It seems like an innocent, simple endeavor: let's make pizza at home. For those who've tried and lived to talk about it, you know where this road can take you. First you're googling around the interwebs trying to pick between fifteen pizza dough recipes that all look roughly the same. Then you're making dough in a bread machine, or looking at a blob of sticky dough that hasn't risen. Finally you're crying on the inside as you sneak down the frozen foods aisle at Whole Foods to pick up their pizza dough 'cause no one will know the difference. You haven't even gotten to the sauce yet.
If this doesn't sound like you, then congratulations, you're relatively normal and smart enough to order your pizza from the pros. But to us lesser mortals, let's talk about a homemade pizza worth writing home to mom about. And since we're from America's northeast, we're talking a New York-style pizza. A traditional New York-style pizza is thin and wide and foldable. It has a light coating of a simple tomato sauce and isn't opposed to the addition of some red pepper flakes, Parmesan cheese, oregano, or garlic salt.
While you may get better results with a fancy pizza stone and pizza paddle, don't fret if you're empty handed. Grab a metal baking tray, sprinkle some corn meal on it so the dough doesn't stick, and then gently spread out your dough. I find the best results come from stretching the dough with your hands (you can learn to toss the dough if you're a masochist) rather than spreading it out with a rolling pin. The thinner you can get the dough, the better the outcome. Get the oven as hot as it will go, style it up yourself with your own favorite toppings, and cook the pizza for about 12 minutes (or until it's got the char you desire). In this household we stick to plain cheese, as the lady prefers the simple things in life.

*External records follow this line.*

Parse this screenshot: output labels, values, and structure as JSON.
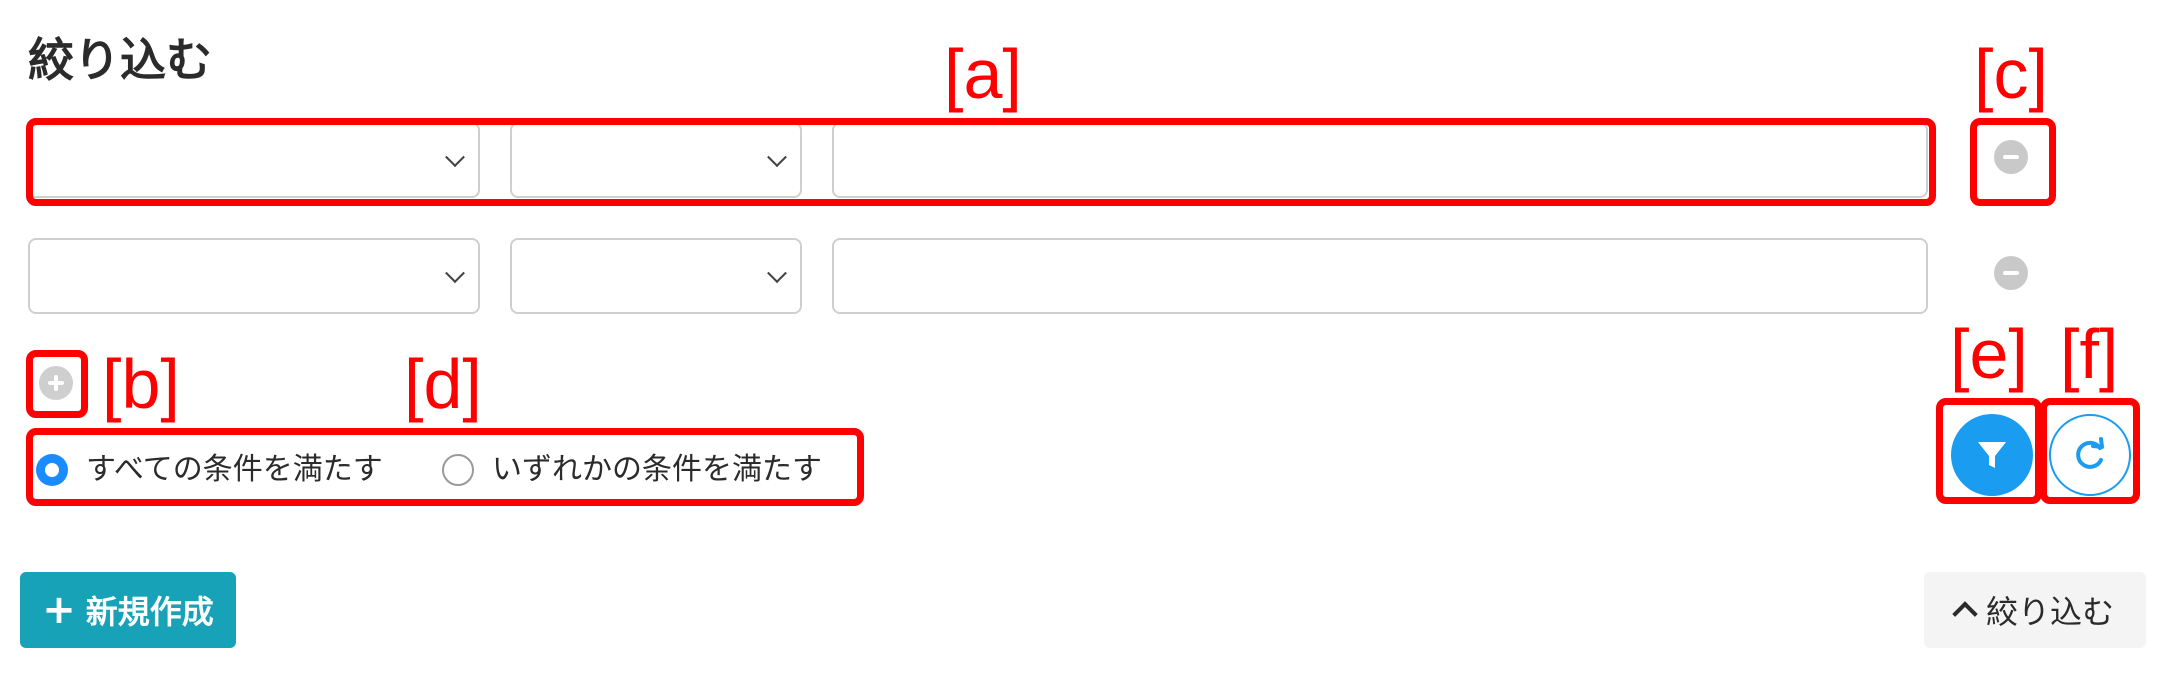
{
  "filter": {
    "title": "絞り込む",
    "add_icon": "plus-circle-icon",
    "remove_icon": "minus-circle-icon",
    "rows": [
      {
        "field": "",
        "operator": "",
        "value": ""
      },
      {
        "field": "",
        "operator": "",
        "value": ""
      }
    ],
    "match_options": [
      {
        "label": "すべての条件を満たす",
        "selected": true
      },
      {
        "label": "いずれかの条件を満たす",
        "selected": false
      }
    ],
    "apply_icon": "filter-icon",
    "reset_icon": "refresh-icon"
  },
  "annotations": {
    "a": "[a]",
    "b": "[b]",
    "c": "[c]",
    "d": "[d]",
    "e": "[e]",
    "f": "[f]",
    "color": "#ff0000"
  },
  "footer": {
    "new_button": "新規作成",
    "new_icon": "plus-icon",
    "collapse_button": "絞り込む",
    "collapse_icon": "chevron-up-icon"
  },
  "colors": {
    "primary": "#1a9cf0",
    "teal": "#17a2b8",
    "radio_checked": "#1a8cff"
  }
}
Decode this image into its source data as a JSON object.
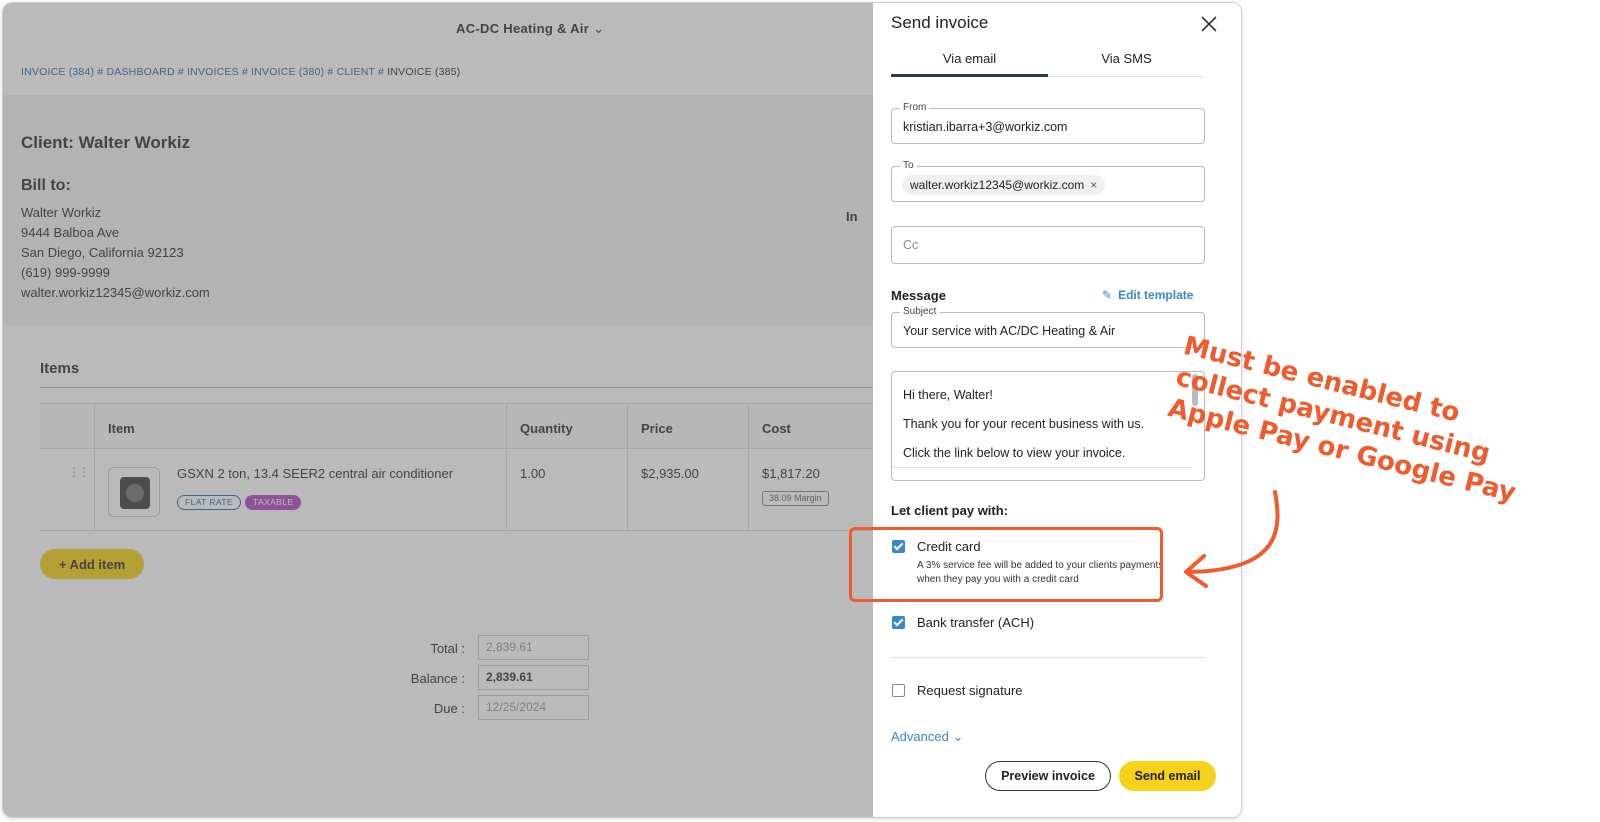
{
  "app": {
    "company": "AC-DC Heating & Air",
    "breadcrumb": {
      "trail": "INVOICE (384) # DASHBOARD # INVOICES # INVOICE (380) # CLIENT # ",
      "current": "INVOICE (385)"
    },
    "client_title": "Client: Walter Workiz",
    "bill_to": {
      "title": "Bill to:",
      "lines": [
        "Walter Workiz",
        "9444 Balboa Ave",
        "San Diego, California 92123",
        "(619) 999-9999",
        "walter.workiz12345@workiz.com"
      ]
    },
    "partial_label": "In",
    "items": {
      "title": "Items",
      "columns": [
        "Item",
        "Quantity",
        "Price",
        "Cost"
      ],
      "rows": [
        {
          "name": "GSXN 2 ton, 13.4 SEER2 central air conditioner",
          "tags": [
            "FLAT RATE",
            "TAXABLE"
          ],
          "quantity": "1.00",
          "price": "$2,935.00",
          "cost": "$1,817.20",
          "margin": "38.09 Margin"
        }
      ],
      "add_label": "+ Add item"
    },
    "totals": {
      "total_label": "Total :",
      "total_value": "2,839.61",
      "balance_label": "Balance :",
      "balance_value": "2,839.61",
      "due_label": "Due :",
      "due_value": "12/25/2024"
    }
  },
  "panel": {
    "title": "Send invoice",
    "tabs": [
      {
        "label": "Via email",
        "active": true
      },
      {
        "label": "Via SMS",
        "active": false
      }
    ],
    "from": {
      "label": "From",
      "value": "kristian.ibarra+3@workiz.com"
    },
    "to": {
      "label": "To",
      "chip": "walter.workiz12345@workiz.com",
      "chip_remove": "×"
    },
    "cc": {
      "placeholder": "Cc"
    },
    "message": {
      "label": "Message",
      "edit_template": "Edit template",
      "subject_label": "Subject",
      "subject_value": "Your service with AC/DC Heating & Air",
      "body_lines": [
        "Hi there, Walter!",
        "Thank you for your recent business with us.",
        "Click the link below to view your invoice."
      ]
    },
    "pay_with": {
      "label": "Let client pay with:",
      "credit_card": {
        "label": "Credit card",
        "checked": true,
        "description": "A 3% service fee will be added to your clients payments when they pay you with a credit card"
      },
      "ach": {
        "label": "Bank transfer (ACH)",
        "checked": true
      }
    },
    "request_signature": {
      "label": "Request signature",
      "checked": false
    },
    "advanced_label": "Advanced",
    "buttons": {
      "preview": "Preview invoice",
      "send": "Send email"
    }
  },
  "annotation": {
    "lines": [
      "Must be enabled to",
      "collect payment using",
      "Apple Pay or Google Pay"
    ],
    "color": "#f05a2c"
  },
  "colors": {
    "accent_blue": "#3a87c9",
    "send_yellow": "#f7d21b",
    "tag_purple": "#b24ec2"
  }
}
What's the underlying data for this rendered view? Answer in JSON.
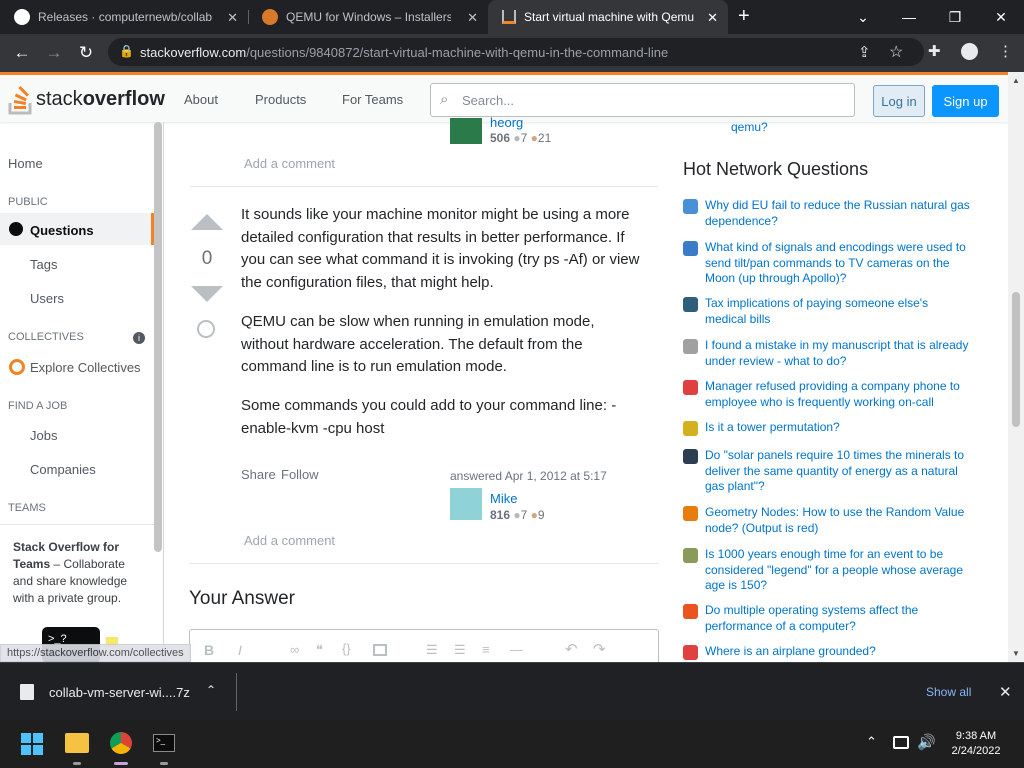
{
  "browser": {
    "tabs": [
      {
        "title": "Releases · computernewb/collab",
        "icon": "github-icon"
      },
      {
        "title": "QEMU for Windows – Installers (6",
        "icon": "qemu-icon"
      },
      {
        "title": "Start virtual machine with Qemu",
        "icon": "stackoverflow-icon"
      }
    ],
    "url_domain": "stackoverflow.com",
    "url_path": "/questions/9840872/start-virtual-machine-with-qemu-in-the-command-line"
  },
  "so": {
    "logo_a": "stack",
    "logo_b": "overflow",
    "nav": [
      "About",
      "Products",
      "For Teams"
    ],
    "search_placeholder": "Search...",
    "login": "Log in",
    "signup": "Sign up"
  },
  "sidebar": {
    "home": "Home",
    "public": "PUBLIC",
    "questions": "Questions",
    "tags": "Tags",
    "users": "Users",
    "collectives": "COLLECTIVES",
    "explore": "Explore Collectives",
    "findjob": "FIND A JOB",
    "jobs": "Jobs",
    "companies": "Companies",
    "teams": "TEAMS",
    "teams_title": "Stack Overflow for Teams",
    "teams_desc": "– Collaborate and share knowledge with a private group."
  },
  "prev_answer": {
    "user": "heorg",
    "rep": "506",
    "silver": "7",
    "bronze": "21",
    "add_comment": "Add a comment"
  },
  "answer": {
    "score": "0",
    "p1": "It sounds like your machine monitor might be using a more detailed configuration that results in better performance. If you can see what command it is invoking (try ps -Af) or view the configuration files, that might help.",
    "p2": "QEMU can be slow when running in emulation mode, without hardware acceleration. The default from the command line is to run emulation mode.",
    "p3": "Some commands you could add to your command line: -enable-kvm -cpu host",
    "share": "Share",
    "follow": "Follow",
    "answered": "answered Apr 1, 2012 at 5:17",
    "user": "Mike",
    "rep": "816",
    "silver": "7",
    "bronze": "9",
    "add_comment": "Add a comment"
  },
  "your_answer": "Your Answer",
  "right": {
    "prev_link": "qemu?",
    "hnq_title": "Hot Network Questions",
    "questions": [
      {
        "text": "Why did EU fail to reduce the Russian natural gas dependence?",
        "icon": "politics-icon",
        "color": "#4a90d9"
      },
      {
        "text": "What kind of signals and encodings were used to send tilt/pan commands to TV cameras on the Moon (up through Apollo)?",
        "icon": "space-exploration-icon",
        "color": "#3a7cc7"
      },
      {
        "text": "Tax implications of paying someone else's medical bills",
        "icon": "money-icon",
        "color": "#2e5f7a"
      },
      {
        "text": "I found a mistake in my manuscript that is already under review - what to do?",
        "icon": "academia-icon",
        "color": "#a0a0a0"
      },
      {
        "text": "Manager refused providing a company phone to employee who is frequently working on-call",
        "icon": "workplace-icon",
        "color": "#e04040"
      },
      {
        "text": "Is it a tower permutation?",
        "icon": "puzzling-icon",
        "color": "#d4b020"
      },
      {
        "text": "Do \"solar panels require 10 times the minerals to deliver the same quantity of energy as a natural gas plant\"?",
        "icon": "skeptics-icon",
        "color": "#2d3e50"
      },
      {
        "text": "Geometry Nodes: How to use the Random Value node? (Output is red)",
        "icon": "blender-icon",
        "color": "#e87d0d"
      },
      {
        "text": "Is 1000 years enough time for an event to be considered \"legend\" for a people whose average age is 150?",
        "icon": "worldbuilding-icon",
        "color": "#8a9a5b"
      },
      {
        "text": "Do multiple operating systems affect the performance of a computer?",
        "icon": "askubuntu-icon",
        "color": "#e95420"
      },
      {
        "text": "Where is an airplane grounded?",
        "icon": "aviation-icon",
        "color": "#e04040"
      }
    ]
  },
  "status_url": "https://stackoverflow.com/collectives",
  "download": {
    "file": "collab-vm-server-wi....7z",
    "show_all": "Show all"
  },
  "taskbar": {
    "time": "9:38 AM",
    "date": "2/24/2022"
  }
}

Below are recipes for a simple tomato sauce and a handmade pizza dough (don't be scared) from Diane Morgan and Gemignani's fabulous book: pizza.
New York-Style Pizza Doughpizza (Diane Morgan & Tony Gemignani)
makes 3 to 4 12" pizzas
- 5.5 cups unbleached bread flour
- 1 package (2.25 tsp) active dry yeast
- 1 cup lukewarm water
- 1.25 cups ice-cold water
- 1 tsp sugar
- 1 tbsp salt
- 2 tbsp olive oil
In a small bowl, stir the yeast in lukewarm water with a fork. Let the yeast dissolve for about 5 minutes. In another small bowl, combine the ice-cold water, sugar, salt, and olive and stir to dissolve the sugar and salt. Place 5.25 cups of flour in a large bowl and make a well in the middle. Stir the yeast mixture and the cold-water mixture into the flour using a wooden spoon, and mix the dough trying to incorporate as much flour as possible. Once the mixture looks like a complete mess, put down the spoon, get your hands in there and begin to knead the dough (this may seem intimidating, but here's a helpful video to illustrate how this process should look). Knead the dough for about 10 minutes mixing in the remaining flour if necessary. Place the resulting ball of pizza dough in a large metal bowl and cover it with plastic wrap. If the dough is left out it will rise in about 2-3 hours, otherwise the dough can be placed in the refrigerator and allowed to rise overnight. Once the dough has risen, it can be split into 3 or 4 smaller balls which can be used immediately, refrigerated for a few days, or frozen for months.
New York-Style Pizza Sauce
New York-Style Pizza Sauce
- 14.5oz diced or crushed tomatoes
- 6oz tomato paste
- 1.5 tbsp olive oil
- 3 tsp dried basil (or a light handful of chopped, fresh basil leaves)
- 3 tsp dried oregano
- 1.5 tsp sugar
- 3 cloves garlic, minced
- 0.75 tsp salt
It doesn't get much easier than this: combine all the ingredients and use immediately, or store in a sealed container in the refrigerator for a week. Bring to room temperature before using. The sauce is best if you can let it sit for an hour or so before using it, and it also works nicely as a simple pasta sauce or as a base to a sausage dish for later in the week.